POLITICS

10 Amazing Demographic Percentages of the 2012 Election

Updated: November 9, 2012 | 5:56 p.m.
November 9, 2012 | 1:16 p.m.

71%   Latinos' support of President Obama, according to CNN exit polls.

23%   Latino voters for Mitt Romney, 15 percentage points fewer that what his campaign estimated the GOP candidate would need to win--and significantly less than the 31 percent of the Latino vote won by GOP nominee John McCain in 2008. 

93%   African-American vote for Obama, down 2 percentage points from 2008, although 96 percent of black women supported him. 

73%   Asian-American share for Obama, although in the key states of Nevada and Virginia, Asian-American support was rather evenly split between candidates.

65%   Voters who say that most undocumented immigrants working in the U.S. should get a chance to adjust their immigration status, although 28 percent advocate deportation.

59%   White voters backing Romney.

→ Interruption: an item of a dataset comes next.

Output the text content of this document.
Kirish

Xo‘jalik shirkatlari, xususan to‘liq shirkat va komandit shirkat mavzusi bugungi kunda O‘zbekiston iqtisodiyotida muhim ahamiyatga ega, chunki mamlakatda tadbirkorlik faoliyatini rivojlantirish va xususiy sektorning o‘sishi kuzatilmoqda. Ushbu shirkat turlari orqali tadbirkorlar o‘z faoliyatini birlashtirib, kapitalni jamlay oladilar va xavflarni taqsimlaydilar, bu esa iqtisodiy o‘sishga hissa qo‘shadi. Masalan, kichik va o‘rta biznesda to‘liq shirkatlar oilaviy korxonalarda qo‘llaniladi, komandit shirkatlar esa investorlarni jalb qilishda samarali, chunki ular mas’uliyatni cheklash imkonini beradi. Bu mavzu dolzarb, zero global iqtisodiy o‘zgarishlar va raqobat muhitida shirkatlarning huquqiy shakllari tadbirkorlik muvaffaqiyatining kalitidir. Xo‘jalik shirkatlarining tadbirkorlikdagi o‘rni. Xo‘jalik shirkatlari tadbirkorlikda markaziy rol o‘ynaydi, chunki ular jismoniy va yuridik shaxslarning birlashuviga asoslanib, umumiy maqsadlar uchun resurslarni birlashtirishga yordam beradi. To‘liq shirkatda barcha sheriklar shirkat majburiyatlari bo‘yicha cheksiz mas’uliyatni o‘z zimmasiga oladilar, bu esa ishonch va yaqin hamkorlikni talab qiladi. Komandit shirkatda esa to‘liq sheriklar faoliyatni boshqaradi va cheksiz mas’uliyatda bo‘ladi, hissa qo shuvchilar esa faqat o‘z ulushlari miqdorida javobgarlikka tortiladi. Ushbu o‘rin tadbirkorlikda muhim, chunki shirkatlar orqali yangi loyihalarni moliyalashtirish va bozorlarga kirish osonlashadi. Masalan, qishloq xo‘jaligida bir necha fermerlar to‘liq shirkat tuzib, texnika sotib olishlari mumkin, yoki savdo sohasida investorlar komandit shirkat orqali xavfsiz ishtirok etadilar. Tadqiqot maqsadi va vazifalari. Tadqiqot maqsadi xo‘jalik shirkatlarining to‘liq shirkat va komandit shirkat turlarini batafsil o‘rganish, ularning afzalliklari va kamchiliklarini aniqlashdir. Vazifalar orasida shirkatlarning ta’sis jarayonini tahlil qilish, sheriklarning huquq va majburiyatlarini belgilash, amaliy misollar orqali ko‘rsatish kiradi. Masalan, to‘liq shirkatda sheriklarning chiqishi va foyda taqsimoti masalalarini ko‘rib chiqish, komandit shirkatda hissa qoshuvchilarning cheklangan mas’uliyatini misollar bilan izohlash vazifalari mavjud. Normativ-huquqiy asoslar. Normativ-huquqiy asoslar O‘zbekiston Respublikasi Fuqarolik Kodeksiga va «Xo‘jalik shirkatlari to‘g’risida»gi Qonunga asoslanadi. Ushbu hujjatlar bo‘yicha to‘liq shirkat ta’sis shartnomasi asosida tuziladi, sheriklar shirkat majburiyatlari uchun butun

Obama’s 39 percent support among white voters was less problematic than the 44-point differential in the Obama-Romney share of the Latino electorate. (Slate calculates that 88 percent of Romney's supporters were white.) 

42%   Obama’s support from college-educated whites, down 5 percentage points from 2008. National Journal's Ron Brownstein writes that the Democrats’ share of voters in this group had not declined in any election since 1980.

52%   College-educated white women's support of Romney.

36%   Obama’s support among working-class whites, which Brownstein called “the poorest performance for any Democratic nominee since Walter Mondale in 1984.” 

20%   Record range of any winning candidate to lose the white vote, breaking the previous record of 12 points from 2008, Brownstein reports.